We would like to thank G. Schlieper and J. Floege for their comments on our News & Views article (Anticoagulation therapy: Balancing the risks of stroke and bleeding in CKD. Nat. Rev. Nephrol. 11, 200–202; 2015),1 in which relevant concerns pertaining to the use of warfarin to prevent ischaemic stroke and systemic thromboembolism in patients with atrial fibrillation undergoing haemodialysis are raised (Challenging the use of warfarin in patients on dialysis with atrial fibrillation. Nat. Rev. Nephrol. 7 July 2015; doi:10.1038/nrneph.2015.87).2 The authors discussed four observational studies3,4,5,6 that caution against the use of warfarin in patients with atrial fibrillation undergoing haemodialysis, as well as the study published by Bonde et al.7 We consider these studies to have several limitations, such that the reported associations might not be causal due to residual confounding. Importantly, the international normalized ratios (INR) at the time of stroke were largely unknown, and the cause of stroke in these patients could have been inadequate or excessive anticoagulation.8

Nevertheless, we agree that use of warfarin in patients with atrial fibrillation undergoing dialysis confers additional risk beyond what is seen in the general atrial fibrillation population, including excess risk of intracranial and access site bleeding.9 Furthermore, warfarin might be associated with other adverse effects in patients on dialysis, including an increased risk of vascular calcification and calciphylaxis.10

The lack of randomized controlled trials evaluating the role of warfarin in preventing stroke and systemic thromboembolism in patients with atrial fibrillation undergoing haemodialysis has led to uncertainty regarding its safety and efficacy, as these patients are known to be at high risk of both thromboembolism and bleeding. Novel oral anticoagulants (NOACs) could provide an alternative to warfarin, but more data are needed regarding their safety and efficacy as most trials have excluded patients with severe renal impairment. An analysis of 29,977 US patients with atrial fibrillation on haemodialysis found that 5.9% of anticoagulated patients were administered either dabigatran or rivaroxaban, even though their use is contraindicated in patients receiving dialysis.11 Anticoagulation with dabigatran or rivaroxaban was associated with increased risk of hospitalization or death from bleeding as compared to warfarin.

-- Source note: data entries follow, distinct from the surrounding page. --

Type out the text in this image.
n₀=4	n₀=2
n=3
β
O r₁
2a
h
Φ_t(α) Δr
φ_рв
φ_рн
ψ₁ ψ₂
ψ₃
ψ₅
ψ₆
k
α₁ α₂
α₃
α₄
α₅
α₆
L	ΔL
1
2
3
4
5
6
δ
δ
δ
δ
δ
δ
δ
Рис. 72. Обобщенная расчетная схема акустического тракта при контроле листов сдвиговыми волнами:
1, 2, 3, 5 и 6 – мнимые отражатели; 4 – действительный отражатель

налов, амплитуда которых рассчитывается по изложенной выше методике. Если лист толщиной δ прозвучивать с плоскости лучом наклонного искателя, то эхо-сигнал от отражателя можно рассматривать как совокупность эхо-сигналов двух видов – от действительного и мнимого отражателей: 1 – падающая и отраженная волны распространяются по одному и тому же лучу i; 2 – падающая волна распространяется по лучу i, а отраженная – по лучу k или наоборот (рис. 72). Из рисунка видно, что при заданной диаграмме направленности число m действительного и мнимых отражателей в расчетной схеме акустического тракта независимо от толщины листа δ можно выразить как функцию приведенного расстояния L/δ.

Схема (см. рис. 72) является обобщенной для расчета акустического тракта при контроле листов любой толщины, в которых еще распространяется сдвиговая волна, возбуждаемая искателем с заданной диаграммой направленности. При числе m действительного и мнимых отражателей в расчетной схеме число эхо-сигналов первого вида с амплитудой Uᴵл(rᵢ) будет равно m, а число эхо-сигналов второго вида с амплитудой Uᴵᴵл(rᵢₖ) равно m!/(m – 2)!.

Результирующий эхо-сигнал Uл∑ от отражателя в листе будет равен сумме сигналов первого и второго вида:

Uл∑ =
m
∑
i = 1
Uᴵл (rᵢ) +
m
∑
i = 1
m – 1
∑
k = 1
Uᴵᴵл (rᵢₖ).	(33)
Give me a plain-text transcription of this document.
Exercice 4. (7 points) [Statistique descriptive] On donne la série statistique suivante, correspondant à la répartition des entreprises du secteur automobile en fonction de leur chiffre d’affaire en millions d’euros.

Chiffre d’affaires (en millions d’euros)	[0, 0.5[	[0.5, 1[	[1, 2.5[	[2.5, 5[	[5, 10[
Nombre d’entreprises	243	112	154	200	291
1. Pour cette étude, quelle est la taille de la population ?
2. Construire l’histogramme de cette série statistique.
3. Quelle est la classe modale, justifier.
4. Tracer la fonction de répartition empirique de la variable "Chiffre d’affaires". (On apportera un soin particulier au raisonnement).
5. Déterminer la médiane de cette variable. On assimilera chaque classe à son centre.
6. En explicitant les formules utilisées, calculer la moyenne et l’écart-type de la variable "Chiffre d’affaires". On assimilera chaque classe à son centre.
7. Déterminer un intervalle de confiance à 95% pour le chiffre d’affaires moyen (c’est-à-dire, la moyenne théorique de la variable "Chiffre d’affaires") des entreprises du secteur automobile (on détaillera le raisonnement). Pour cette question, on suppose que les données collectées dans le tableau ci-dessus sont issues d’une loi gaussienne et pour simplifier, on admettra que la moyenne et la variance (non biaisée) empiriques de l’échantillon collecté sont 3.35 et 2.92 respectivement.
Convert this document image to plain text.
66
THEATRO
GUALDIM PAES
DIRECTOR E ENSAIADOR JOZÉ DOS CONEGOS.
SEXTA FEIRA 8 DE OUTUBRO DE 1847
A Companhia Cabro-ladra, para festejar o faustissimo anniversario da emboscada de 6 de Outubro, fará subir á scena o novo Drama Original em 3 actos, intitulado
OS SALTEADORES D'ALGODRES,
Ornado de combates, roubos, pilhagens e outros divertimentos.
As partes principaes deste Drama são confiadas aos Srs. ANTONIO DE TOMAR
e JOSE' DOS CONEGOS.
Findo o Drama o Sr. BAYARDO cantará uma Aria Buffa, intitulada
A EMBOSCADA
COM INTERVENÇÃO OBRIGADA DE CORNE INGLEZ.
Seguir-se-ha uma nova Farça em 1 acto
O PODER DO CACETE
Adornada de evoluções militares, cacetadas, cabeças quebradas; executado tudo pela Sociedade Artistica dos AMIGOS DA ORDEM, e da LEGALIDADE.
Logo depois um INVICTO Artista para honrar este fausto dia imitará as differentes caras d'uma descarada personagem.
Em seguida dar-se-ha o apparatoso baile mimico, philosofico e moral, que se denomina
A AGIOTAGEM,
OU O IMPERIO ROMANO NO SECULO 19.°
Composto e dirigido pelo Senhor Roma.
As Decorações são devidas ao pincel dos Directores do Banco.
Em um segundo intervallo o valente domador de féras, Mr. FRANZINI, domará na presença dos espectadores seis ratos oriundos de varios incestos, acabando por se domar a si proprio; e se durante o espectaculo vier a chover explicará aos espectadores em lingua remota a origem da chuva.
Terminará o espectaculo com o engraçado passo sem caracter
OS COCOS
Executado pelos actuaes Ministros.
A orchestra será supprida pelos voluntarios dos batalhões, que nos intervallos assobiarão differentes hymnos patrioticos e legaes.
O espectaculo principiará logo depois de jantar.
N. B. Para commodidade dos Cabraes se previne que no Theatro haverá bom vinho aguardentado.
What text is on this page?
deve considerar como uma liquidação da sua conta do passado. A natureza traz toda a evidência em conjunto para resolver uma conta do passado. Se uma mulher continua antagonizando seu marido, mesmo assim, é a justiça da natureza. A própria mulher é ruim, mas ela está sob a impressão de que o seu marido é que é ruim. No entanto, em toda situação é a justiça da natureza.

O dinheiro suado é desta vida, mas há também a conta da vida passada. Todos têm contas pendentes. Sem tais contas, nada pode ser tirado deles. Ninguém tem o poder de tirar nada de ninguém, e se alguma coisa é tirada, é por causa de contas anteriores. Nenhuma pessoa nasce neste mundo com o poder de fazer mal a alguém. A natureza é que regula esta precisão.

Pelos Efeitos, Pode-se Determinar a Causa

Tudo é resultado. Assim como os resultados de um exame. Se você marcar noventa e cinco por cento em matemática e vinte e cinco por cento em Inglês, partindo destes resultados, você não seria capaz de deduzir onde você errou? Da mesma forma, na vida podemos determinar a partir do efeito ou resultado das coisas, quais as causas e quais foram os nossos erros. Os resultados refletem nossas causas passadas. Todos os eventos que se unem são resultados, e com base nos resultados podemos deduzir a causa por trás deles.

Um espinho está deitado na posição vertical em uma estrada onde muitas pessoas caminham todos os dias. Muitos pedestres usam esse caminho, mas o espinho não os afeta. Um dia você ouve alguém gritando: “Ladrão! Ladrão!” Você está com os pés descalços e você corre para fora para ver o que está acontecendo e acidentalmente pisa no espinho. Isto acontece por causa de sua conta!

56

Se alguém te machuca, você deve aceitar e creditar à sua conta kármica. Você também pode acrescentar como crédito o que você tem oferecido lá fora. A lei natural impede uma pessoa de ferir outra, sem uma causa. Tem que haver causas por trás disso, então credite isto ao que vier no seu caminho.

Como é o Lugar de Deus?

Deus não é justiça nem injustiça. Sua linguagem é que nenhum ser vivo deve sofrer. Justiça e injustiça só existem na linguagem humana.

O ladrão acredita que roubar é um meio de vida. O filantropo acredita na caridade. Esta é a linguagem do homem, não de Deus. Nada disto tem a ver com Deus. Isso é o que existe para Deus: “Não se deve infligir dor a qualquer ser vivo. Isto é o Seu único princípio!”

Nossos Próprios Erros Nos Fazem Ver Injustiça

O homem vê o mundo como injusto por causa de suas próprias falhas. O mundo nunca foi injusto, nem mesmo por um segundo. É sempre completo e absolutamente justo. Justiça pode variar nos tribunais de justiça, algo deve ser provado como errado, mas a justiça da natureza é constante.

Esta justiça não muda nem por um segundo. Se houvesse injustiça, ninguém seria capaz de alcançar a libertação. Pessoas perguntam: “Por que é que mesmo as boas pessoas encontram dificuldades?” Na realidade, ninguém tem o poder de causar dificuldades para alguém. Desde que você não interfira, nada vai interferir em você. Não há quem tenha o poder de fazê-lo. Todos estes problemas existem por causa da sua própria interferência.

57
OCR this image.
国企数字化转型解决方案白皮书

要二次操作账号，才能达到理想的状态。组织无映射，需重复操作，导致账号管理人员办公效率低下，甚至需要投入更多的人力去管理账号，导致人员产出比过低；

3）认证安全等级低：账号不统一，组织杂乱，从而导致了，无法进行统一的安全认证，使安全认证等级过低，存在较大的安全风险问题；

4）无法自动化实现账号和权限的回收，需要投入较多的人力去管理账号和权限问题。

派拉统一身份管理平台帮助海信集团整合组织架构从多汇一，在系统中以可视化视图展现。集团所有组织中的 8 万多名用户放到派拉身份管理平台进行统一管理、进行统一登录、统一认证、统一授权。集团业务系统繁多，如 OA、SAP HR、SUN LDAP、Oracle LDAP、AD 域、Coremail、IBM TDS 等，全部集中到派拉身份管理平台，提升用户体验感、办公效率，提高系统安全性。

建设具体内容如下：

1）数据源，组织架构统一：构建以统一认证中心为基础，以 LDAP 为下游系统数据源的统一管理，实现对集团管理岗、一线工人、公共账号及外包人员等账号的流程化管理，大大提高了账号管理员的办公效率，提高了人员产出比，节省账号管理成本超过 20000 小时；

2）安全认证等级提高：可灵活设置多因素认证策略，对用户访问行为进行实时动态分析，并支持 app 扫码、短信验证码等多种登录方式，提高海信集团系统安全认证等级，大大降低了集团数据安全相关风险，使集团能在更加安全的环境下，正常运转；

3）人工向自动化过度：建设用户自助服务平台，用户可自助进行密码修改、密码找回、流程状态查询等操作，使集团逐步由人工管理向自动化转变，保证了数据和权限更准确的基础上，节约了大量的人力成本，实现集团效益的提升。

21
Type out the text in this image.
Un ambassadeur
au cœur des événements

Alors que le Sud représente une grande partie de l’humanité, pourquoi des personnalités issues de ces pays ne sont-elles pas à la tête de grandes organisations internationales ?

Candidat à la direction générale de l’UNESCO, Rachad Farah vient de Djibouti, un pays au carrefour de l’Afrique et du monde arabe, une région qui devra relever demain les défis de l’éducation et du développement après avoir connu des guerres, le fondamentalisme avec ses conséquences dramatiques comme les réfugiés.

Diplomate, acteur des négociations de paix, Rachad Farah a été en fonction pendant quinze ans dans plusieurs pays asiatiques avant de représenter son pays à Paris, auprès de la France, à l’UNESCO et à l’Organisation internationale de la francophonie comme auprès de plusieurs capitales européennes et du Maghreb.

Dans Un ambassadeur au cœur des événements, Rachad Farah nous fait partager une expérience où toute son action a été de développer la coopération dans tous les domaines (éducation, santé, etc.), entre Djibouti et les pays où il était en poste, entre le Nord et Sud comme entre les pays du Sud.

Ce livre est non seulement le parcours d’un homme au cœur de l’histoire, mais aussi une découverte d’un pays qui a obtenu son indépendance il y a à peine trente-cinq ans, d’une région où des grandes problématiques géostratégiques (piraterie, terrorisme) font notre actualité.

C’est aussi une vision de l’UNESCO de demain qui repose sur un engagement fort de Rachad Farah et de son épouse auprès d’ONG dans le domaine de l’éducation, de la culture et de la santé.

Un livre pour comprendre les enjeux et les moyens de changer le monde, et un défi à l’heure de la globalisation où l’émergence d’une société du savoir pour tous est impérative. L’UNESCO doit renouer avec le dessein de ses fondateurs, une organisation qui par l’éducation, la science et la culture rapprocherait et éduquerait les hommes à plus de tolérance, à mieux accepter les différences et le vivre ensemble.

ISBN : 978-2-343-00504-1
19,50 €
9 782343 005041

We agree with Schlieper and Floege that the overall data on warfarin in patients undergoing dialysis are conflicting2 and we support the need for a large randomized controlled trial to test the efficacy and safety of warfarin versus a NOAC, potentially with monitoring of anticoagulant effects in both treatment groups. Until then, clinicians should be aware of the risks associated with warfarin in this patient population, and the decision to prescribe warfarin should involve an individualized approach that weighs the risk of stroke or thromboembolism against the risk of bleeding. Careful monitoring of the degree of anticoagulation and judicious use of heparin during haemodialysis could minimize the risk of bleeding complications with warfarin in these patients. In most cases, a considered approach will lead to a decision to prescribe warfarin.